"Tapi mereka—"

"Jun, jangan dengerin mereka ya. Mereka hanya melihat dari luar, mereka nggak berhak menilai Jun. Jun bukan anak haram," tegas sang mama menutup kedua telinga putranya.

"Aku nggak ngerti...." Ya anak berumur lima tahun nggak akan paham kenapa tetangga, bahkan saudara sendiri mengatakan ia anak haram. Lebih parahnya lagi, mereka melarang anak-anak mereka bermain dengannya, dan menyuruhnya menjauh, seolah ia memiliki penyakit menular.

"Apa karena Jun nggak punya papa?"

"Jun punya papa. Nanti Jun akan bertemu papa."

"Tapi—" Jun ingin bertanya lebih lanjut tapi ia urungkan saat melihat sang mama sudah berurai airmata. Jun terdiam sebentar sebelum akhirnya memeluk mamanya dan ikut menangis.

"Mama jangan menangis. Mama menangis karena Jun ya? Jun nakal ya, Ma? Maaf."

"Enggak sayang. Enggak."

"Maaf, Ma. Maafin, Jun."

"Maaf, Ma."

"Maaf."


"Ode."

"Hei Ode bangun. Kenapa malah tidur di sofa?"

"Ish kenapa malah nangis sih?" Yerisha tak mengerti kenapa Ode malah menangis saat tertidur sambil mengigau dan mengucapkan kata maaf berkali-kali.

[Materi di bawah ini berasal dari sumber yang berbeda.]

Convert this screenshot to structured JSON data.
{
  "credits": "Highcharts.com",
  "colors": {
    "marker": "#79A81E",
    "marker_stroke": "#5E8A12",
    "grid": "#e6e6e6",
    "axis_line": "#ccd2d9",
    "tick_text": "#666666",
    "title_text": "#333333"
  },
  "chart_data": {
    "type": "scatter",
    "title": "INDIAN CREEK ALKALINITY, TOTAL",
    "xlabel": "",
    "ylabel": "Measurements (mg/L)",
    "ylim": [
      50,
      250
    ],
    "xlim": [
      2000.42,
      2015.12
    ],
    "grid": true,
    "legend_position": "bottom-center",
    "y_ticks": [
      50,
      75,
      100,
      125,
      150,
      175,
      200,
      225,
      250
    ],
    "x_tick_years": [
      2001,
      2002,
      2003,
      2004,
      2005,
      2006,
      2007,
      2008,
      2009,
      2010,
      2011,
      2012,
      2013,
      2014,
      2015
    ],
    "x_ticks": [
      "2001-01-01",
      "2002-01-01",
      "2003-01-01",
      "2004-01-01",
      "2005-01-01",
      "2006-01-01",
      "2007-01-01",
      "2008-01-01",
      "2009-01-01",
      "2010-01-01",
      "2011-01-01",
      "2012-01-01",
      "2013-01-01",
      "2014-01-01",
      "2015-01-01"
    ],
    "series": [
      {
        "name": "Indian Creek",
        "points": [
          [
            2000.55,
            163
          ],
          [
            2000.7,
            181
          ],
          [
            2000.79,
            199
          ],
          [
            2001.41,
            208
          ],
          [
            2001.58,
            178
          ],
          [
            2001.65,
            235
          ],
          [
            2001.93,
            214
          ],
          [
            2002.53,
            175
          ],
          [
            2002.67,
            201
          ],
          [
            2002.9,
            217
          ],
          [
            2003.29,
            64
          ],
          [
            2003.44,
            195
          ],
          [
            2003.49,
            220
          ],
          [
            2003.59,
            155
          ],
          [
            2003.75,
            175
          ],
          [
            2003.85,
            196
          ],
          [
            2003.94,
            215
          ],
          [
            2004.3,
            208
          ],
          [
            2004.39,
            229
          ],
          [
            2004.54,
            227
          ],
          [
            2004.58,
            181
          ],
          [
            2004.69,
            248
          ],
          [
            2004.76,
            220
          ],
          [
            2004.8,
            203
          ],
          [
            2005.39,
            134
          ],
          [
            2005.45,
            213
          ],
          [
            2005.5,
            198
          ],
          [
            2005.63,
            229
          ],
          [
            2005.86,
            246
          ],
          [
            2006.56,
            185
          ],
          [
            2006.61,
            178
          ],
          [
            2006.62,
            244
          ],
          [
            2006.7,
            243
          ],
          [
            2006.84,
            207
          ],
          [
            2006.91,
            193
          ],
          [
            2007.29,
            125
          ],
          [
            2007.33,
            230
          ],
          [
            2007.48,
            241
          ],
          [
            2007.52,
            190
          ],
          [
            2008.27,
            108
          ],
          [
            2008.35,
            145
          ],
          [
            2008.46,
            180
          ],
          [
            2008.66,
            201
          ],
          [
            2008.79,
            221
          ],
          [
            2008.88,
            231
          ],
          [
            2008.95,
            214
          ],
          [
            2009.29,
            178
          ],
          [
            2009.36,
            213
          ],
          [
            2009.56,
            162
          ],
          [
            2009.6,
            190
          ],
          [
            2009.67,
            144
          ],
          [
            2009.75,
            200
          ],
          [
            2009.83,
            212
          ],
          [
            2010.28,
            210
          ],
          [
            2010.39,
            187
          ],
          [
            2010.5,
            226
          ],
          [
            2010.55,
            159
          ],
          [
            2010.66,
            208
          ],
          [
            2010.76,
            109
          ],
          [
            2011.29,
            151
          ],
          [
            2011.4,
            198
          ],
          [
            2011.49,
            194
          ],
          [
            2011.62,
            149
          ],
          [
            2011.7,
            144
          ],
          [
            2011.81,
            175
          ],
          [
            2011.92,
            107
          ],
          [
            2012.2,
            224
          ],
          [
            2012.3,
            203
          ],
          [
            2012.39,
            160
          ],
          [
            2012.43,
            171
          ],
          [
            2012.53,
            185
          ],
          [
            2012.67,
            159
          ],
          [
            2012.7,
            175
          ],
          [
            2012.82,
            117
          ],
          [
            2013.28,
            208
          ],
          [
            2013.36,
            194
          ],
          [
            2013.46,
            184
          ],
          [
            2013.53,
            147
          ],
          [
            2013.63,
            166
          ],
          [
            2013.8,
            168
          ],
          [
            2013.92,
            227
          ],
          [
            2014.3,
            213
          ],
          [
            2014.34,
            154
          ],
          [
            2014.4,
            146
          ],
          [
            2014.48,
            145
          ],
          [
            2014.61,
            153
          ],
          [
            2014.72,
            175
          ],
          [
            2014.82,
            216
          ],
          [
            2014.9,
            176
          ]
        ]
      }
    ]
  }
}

Tengah malam Yerisha turun ke bawah untuk membuat teh hangat di dapur. Niatnya langsung kembali ke kamar usai membuat teh berhenti saat melihat Ode tertidur di sofa ruang tengah. Tadinya Yerisha ingin mengabaikan, tapi melihat Ode mengigau membuatnya tak tega. Terlebih saat melihat pemuda itu menangis.

"Kamu banyak dosa ya? Minta maaf Mulu dari tadi," gumam Yerisha masih menggoyangkan lengan Ode, berusaha membangunkan pemuda itu.

"Hei bangun!!!" Ketika Yerisha meninggikan suaranya Ode membuka mata dan langsung menatap ke arahnya.

Yerisha nggak tahu apa yang membuat pemuda itu menangis saat tidur, menurutnya Ode terlihat nggak memiliki masalah. Atau dirinya yang kurang peka.

Yerisha kembali bersuara karena Ode cuma memandanginya sambil mengerjapkan mata, seperti orang linglung. "Jangan tidur di sini. Pindah ke—"

Yerisha bahkan nggak bisa melanjutkan ucapannya karena Ode mendadak bangun dan memeluknya.

Yerisha jelas shock.

"Heh!!! Apa-apaan sih?"

Ode mengeratkan pelukannya.

Saat Yerisha ingin memukul pemuda itu agar dilepaskan, niatnya itu diurungkannya saat mendengar isakan pelan. Yerisha merasakan tubuh Ode bergetar.

Ode menangis? Kenapa?

Yerisha tidak paham. Ia membiarkan Ode menangis. Sebenarnya ia ingin menyindir Ode. Masa sih laki-laki menangis tapi ia langsung teringat laki-laki juga manusia biasa, nggak ada larangan laki-laki nggak boleh menangis. Menurut Yerisha pasti ada sesuatu yang besar yang membuat laki-laki akhirnya memilih menangis.  Yerisha penasaran apa masalah Ode?

Ah kenapa juga aku peduli sama dia?

Malam itu Yerisha membiarkan Ode menangis dalam pelukannya. Tangannya menepuk-nepuk pelan punggung Ode seperti seorang ibu yang sedang menangkan putranya.

Yerisha tersadar pemuda itu memiliki sebuah luka, luka yang mungkin saja sangat besar.

Yerisha mengingat semua perlakuan buruknya yang bisa saja menyakiti pemuda itu.